Hi everyone,
We currently have MirrorManager2 running on staging. It's apparently not 100% set-up since we get emails once in a while that one of the crons failed (iirc among other we need to finish configuring fedmsg).
Other that this, MirrorManager2 is currently in a decent shape I think. However, we really need to make sure nothing broke in the re-write and we want to make sure we won't break it in the future. To try to ensure that last part, I have try to write some tests for the UI but also for the backend part (all the different scripts). The pull-request is opened for review: https://github.com/fedora-infra/mirrormanager2/pull/14
I have also been trying to capitalize on the knowledge we acquired during the FAD by starting to write down how mirrormanager works in the documentation: https://github.com/fedora-infra/mirrormanager2/compare/tests...doc (pull-request to be opened once the tests branch is merged) I would appreciate if those that were at the FAD could go through this branch/changes and adjust as needed. I have been thinking about asking Matt to do the review so that we can adjust and improve the documentation.
Before we move MirrorManager2 to prod, here is what I think would be nice to do/have:
- Pickle validation - Figure a way to validate a pickle after its creation and before moving it to the mirrorlist boxes - Find out if we can improve our tests some more (to improve our confidence that we're ready) - Engage the mirror mailing list and try to get them to react on the coming changes
The pickle validation might also be an interesting idea to check if there is a difference between the pickle generated by prod and the one generated in stg.
Finally, at DevConf we have been speaking quite a bit with Dennis around updates and MirrorManager and here is some of the ideas we spoke about:
- Be able to run the UMDL script on only a part of the tree (ie: be able to say, we updated f21-updates and we only update this part) - Crawl the mirrors for only a part of the tree (This goes together with updating only part of the tree via UMDL) - Consider if we should/could drop the content of the host_category_dir table before running the crawler - Mirror versioning: - run UMDL, detect changes, increase master mirror's version by 1 - run the crawler, check for the changes, align that mirror's version with the master mirror one - be able to see the difference between two versions - be able to crawl a mirror only for the difference between the version it is at and the version the master mirror is at note: we might still want to run a full crawl once in a while (daily? bi-daily?)

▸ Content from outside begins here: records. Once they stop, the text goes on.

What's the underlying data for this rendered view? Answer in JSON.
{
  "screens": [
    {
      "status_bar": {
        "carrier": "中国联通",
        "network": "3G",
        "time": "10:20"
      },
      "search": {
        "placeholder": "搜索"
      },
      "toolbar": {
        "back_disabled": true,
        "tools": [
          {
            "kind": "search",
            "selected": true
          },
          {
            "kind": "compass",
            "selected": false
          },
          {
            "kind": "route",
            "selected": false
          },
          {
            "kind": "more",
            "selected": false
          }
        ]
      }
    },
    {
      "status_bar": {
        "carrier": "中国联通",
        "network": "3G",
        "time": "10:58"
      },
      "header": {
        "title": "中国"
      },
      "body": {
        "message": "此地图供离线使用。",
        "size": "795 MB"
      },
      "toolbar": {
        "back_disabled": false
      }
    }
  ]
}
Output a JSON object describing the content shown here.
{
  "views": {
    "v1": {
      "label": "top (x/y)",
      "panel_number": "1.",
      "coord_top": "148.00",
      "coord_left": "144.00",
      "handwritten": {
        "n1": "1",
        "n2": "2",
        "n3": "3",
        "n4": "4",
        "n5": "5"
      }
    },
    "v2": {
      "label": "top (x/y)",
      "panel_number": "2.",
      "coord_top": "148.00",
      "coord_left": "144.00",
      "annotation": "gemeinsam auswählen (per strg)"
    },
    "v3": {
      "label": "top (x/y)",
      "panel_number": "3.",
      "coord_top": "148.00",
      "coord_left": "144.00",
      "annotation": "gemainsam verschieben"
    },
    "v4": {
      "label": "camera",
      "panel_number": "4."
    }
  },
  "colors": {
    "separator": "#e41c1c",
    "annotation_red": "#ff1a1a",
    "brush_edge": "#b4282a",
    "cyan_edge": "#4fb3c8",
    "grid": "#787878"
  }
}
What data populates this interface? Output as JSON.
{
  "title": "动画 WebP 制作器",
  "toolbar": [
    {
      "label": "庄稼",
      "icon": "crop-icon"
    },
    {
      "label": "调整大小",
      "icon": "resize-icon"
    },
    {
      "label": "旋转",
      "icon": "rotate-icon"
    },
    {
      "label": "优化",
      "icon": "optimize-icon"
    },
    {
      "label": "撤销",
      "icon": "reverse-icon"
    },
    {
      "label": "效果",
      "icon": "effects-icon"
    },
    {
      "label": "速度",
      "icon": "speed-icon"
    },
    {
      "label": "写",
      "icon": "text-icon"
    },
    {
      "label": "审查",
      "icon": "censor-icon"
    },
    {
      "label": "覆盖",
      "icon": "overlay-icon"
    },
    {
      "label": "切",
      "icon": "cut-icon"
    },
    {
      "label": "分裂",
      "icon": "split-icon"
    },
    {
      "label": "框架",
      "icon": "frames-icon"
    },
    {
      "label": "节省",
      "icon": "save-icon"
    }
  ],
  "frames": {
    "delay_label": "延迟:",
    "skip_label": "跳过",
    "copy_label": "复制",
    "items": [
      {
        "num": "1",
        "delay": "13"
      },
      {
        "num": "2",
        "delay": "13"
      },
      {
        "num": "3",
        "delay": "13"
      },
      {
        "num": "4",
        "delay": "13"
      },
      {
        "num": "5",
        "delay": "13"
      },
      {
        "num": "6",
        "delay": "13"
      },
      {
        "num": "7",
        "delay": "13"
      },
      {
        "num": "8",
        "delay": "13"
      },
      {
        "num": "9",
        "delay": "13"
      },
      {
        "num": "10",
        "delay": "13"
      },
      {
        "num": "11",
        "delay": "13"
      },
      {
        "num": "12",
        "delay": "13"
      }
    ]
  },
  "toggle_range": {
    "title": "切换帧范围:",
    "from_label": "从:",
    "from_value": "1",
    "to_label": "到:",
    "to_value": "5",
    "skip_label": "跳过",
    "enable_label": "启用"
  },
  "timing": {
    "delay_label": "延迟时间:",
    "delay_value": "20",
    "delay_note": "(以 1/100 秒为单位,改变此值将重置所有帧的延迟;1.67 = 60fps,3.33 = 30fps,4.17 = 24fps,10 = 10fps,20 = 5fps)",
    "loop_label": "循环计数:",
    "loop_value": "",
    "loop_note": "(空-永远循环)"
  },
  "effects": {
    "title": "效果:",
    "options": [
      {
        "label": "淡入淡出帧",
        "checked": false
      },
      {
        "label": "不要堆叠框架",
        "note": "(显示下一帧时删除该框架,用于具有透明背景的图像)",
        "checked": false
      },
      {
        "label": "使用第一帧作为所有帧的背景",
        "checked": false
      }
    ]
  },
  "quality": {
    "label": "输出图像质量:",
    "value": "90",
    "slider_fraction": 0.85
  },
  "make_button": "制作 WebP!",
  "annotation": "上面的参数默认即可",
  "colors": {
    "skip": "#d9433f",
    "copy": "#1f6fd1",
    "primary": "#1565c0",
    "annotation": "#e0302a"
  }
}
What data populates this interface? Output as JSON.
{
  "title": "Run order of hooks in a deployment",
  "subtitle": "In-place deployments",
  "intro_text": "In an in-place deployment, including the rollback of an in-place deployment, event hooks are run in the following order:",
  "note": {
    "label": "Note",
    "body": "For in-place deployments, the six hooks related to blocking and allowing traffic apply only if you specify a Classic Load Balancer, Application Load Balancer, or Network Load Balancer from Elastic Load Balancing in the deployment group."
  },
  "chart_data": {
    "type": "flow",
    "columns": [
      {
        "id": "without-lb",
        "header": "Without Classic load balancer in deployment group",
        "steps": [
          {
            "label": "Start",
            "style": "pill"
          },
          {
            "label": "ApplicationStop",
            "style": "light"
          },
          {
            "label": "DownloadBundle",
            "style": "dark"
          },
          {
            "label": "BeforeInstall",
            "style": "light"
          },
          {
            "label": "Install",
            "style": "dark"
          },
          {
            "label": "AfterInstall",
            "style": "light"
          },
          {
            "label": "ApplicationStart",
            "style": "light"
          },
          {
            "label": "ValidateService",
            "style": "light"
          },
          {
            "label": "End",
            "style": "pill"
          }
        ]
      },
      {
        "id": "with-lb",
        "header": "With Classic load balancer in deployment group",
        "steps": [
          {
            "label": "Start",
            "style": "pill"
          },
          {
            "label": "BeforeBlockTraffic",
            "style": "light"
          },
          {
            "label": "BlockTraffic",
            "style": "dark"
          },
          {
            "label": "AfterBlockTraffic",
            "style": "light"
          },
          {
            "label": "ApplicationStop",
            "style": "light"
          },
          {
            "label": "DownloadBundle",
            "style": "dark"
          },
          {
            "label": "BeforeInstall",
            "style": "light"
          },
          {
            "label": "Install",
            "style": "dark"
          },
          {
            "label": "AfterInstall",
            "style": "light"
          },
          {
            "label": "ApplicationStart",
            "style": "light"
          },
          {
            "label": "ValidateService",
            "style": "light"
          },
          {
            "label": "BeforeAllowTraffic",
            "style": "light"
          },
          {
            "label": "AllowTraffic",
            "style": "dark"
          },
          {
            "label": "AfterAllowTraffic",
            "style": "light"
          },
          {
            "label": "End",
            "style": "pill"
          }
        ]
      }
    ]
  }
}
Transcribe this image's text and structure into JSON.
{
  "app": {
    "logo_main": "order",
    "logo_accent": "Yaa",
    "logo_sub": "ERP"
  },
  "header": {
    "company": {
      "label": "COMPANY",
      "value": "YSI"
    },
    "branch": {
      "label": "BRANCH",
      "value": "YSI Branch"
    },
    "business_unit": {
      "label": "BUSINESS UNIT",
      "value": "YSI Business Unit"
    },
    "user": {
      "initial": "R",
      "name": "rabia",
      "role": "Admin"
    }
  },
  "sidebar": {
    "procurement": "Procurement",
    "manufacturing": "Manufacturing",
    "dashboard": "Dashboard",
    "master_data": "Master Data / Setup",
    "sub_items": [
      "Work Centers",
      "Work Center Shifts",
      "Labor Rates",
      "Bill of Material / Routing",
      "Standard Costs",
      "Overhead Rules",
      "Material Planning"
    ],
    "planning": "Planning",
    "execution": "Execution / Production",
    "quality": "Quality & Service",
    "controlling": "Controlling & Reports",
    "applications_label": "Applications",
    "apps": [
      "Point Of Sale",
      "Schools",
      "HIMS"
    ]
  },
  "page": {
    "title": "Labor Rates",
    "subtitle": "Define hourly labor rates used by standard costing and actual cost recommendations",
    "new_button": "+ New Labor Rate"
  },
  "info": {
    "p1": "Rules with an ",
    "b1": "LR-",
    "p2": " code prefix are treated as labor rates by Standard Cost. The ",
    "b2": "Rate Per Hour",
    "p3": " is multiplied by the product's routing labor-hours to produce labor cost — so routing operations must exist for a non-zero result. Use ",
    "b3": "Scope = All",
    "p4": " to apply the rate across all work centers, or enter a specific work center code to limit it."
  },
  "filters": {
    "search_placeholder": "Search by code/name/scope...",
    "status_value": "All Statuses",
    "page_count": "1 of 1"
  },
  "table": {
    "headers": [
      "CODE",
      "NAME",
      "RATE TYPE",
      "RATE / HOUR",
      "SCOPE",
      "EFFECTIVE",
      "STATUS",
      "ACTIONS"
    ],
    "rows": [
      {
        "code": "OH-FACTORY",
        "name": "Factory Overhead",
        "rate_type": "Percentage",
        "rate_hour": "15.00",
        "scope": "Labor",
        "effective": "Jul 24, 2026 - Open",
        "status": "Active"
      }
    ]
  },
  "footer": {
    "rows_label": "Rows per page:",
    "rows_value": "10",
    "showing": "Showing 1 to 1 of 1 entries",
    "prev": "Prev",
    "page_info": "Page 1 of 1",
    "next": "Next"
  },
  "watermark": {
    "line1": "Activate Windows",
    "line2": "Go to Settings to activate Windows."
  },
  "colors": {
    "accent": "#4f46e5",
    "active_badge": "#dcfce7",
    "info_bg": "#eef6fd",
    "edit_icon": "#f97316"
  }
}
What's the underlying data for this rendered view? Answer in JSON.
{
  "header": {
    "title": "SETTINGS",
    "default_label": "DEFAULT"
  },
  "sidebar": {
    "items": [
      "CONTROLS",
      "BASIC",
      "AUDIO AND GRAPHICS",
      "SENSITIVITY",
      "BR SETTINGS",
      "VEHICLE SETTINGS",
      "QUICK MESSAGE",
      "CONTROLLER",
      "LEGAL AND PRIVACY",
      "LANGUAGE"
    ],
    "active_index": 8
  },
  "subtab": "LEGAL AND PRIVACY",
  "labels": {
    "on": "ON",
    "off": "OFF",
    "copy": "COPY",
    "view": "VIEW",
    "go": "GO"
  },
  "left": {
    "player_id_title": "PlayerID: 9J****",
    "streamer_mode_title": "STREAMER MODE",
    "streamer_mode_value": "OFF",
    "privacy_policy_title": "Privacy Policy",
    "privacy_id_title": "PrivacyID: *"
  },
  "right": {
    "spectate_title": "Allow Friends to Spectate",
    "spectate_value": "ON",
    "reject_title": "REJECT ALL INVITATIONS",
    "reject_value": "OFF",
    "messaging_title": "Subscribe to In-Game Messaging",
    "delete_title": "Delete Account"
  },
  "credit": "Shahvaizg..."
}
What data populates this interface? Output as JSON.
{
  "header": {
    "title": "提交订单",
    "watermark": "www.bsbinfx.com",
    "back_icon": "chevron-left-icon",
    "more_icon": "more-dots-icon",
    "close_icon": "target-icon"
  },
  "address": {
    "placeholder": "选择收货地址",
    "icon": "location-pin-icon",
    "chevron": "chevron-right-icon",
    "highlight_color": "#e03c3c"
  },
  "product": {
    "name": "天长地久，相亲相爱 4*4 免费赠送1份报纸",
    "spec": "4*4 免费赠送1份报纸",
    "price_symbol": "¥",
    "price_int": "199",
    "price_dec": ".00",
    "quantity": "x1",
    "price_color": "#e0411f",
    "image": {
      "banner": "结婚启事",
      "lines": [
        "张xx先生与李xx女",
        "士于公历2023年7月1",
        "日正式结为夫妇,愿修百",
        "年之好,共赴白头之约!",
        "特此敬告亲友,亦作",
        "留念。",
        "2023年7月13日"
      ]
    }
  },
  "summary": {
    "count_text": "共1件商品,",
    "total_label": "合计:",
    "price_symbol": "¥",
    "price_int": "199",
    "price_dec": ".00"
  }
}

This list of ideas is more a long term todo list, not something we would want to have working for pushing MirrorManager2 to prod.
Thoughts? Agreements? Disagreements?
Thanks, Pierre
On 11 February 2015 at 06:10, Pierre-Yves Chibon pingou@pingoured.fr wrote:
Hi everyone,
We currently have MirrorManager2 running on staging. It's apparently not 100% set-up since we get emails once in a while that one of the crons failed (iirc among other we need to finish configuring fedmsg).
Other that this, MirrorManager2 is currently in a decent shape I think. However, we really need to make sure nothing broke in the re-write and we want to make sure we won't break it in the future. To try to ensure that last part, I have try to write some tests for the UI but also for the backend part (all the different scripts). The pull-request is opened for review: https://github.com/fedora-infra/mirrormanager2/pull/14
I have also been trying to capitalize on the knowledge we acquired during the FAD by starting to write down how mirrormanager works in the documentation: https://github.com/fedora-infra/mirrormanager2/compare/tests...doc (pull-request to be opened once the tests branch is merged) I would appreciate if those that were at the FAD could go through this branch/changes and adjust as needed. I have been thinking about asking Matt to do the review so that we can adjust and improve the documentation.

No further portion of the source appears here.